Documentary film screening
B/K/018 Diana Bowles Lecture Theatre, Biology Building, Campus West, University of York (Map)
Event details
How did people deal with water crises in a rapidly urbanising city with limited welfare provisions and a narrow tax base? The history of Hong Kong can offer lessons that are relevant to many places around the globe today. This documentary explores the history of water in Hong Kong- from day-to-day use, natural disasters and water emergencies - to deepen our understandings of environmental change and urbanization. It weaves together stories of infrastructure, society, culture, foodways, industry and water management to offer a timely and original contribution to the environmental, political, social, and economic history of Hong Kong, while providing insights for anyone engaged in conversations about contemporary climate challenges.

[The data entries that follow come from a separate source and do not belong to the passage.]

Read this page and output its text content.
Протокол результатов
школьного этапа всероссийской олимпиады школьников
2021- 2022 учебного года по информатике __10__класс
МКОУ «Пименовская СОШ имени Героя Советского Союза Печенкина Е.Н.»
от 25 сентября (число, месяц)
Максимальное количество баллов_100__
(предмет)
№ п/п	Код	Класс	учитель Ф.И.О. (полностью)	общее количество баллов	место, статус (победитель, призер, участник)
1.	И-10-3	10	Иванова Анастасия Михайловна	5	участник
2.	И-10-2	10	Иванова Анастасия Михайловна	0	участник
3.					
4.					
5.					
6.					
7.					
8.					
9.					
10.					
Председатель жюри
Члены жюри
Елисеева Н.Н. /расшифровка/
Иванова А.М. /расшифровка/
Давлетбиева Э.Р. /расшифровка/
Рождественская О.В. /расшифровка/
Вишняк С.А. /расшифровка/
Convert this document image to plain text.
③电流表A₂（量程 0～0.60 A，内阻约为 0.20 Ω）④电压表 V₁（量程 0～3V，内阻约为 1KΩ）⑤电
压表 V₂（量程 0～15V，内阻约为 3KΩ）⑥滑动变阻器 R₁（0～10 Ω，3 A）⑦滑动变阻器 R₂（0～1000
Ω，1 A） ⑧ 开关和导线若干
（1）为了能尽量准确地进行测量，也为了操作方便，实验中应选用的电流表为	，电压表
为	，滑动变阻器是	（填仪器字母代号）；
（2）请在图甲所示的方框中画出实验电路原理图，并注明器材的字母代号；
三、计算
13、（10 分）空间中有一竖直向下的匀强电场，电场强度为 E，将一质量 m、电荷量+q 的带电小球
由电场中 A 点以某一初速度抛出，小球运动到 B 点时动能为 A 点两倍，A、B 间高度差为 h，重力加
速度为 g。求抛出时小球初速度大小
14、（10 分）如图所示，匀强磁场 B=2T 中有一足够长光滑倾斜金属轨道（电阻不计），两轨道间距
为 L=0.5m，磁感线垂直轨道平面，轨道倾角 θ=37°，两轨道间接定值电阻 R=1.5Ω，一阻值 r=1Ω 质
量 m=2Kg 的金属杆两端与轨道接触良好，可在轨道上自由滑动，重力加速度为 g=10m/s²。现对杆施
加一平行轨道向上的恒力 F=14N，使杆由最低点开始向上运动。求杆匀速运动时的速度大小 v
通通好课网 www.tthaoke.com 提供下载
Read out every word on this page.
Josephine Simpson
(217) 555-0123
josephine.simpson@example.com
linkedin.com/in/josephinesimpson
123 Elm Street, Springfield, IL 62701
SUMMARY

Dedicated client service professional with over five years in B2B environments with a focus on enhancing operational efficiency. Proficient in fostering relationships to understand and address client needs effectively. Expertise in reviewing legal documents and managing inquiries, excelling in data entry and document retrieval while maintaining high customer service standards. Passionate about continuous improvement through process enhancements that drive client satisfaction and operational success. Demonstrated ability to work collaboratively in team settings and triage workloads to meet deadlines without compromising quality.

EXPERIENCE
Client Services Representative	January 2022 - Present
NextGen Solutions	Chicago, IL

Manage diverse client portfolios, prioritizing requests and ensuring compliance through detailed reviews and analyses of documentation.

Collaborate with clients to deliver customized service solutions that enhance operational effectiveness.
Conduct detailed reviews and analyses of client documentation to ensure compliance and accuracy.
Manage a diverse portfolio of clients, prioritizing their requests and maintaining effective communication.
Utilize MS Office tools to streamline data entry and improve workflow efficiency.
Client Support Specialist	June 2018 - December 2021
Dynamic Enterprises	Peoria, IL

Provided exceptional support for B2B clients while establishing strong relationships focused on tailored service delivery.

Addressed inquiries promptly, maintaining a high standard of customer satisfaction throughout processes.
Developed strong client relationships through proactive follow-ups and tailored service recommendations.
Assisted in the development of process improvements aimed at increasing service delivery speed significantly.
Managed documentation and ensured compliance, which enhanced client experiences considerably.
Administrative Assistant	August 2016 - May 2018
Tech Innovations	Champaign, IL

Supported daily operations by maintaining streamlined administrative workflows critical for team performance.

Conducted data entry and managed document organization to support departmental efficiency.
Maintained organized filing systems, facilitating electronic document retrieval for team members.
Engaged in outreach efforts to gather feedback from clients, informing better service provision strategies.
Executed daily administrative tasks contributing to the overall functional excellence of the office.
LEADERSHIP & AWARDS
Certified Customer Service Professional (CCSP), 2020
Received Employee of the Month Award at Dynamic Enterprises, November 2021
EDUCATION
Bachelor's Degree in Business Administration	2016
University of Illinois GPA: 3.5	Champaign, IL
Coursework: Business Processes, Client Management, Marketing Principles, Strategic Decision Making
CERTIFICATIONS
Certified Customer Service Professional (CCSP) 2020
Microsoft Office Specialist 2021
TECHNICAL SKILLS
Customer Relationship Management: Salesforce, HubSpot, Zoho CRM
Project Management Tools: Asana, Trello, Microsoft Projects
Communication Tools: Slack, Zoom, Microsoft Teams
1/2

After the documentary, there will be a Q&A session with the film makers
Dr. Florence MOK is a Nanyang Assistant Professor of History at Nanyang Technological University. She is a historian of colonial Hong Kong, modern China and British colonialism, with an interest in environmental history, the Cold War and state-society relations. She is the author of Covert Colonialism: Governance, Surveillance and Political Culture in British Hong Kong, c. 1966-97, published by Manchester University Press (Studies in Imperialism series) in 2023 and the co-editor of A New Documentary History of Hong Kong, 1945-1997, published by Hong Kong University Press in 2025.
Dr. Siu-hei LAI is Lecturer at Faculty of Humanities, Chiang Mai University, Thailand. He is an anthropologist focusing on youth, aspiration and Chinese migration in Mainland Southeast Asia. Obtained his PhD in Anthropology at the Chinese University of Hong Kong , his doctoral thesis examines how the young Yunnanese Chinese in the Thai-Burmese borderland pursue their aspirations by migrating within and beyond the borderland.
Mr. Sahil BHAGAT is a Research Associate in the History Department at Nanyang Technological University. He holds an undergraduate degree from the University of St Andrews and a joint master’s degree from Columbia University and the London School of Economics (LSE). His work pertains to the transnational labour and environmental histories of plantation-based communities in British Malaya and Singapore.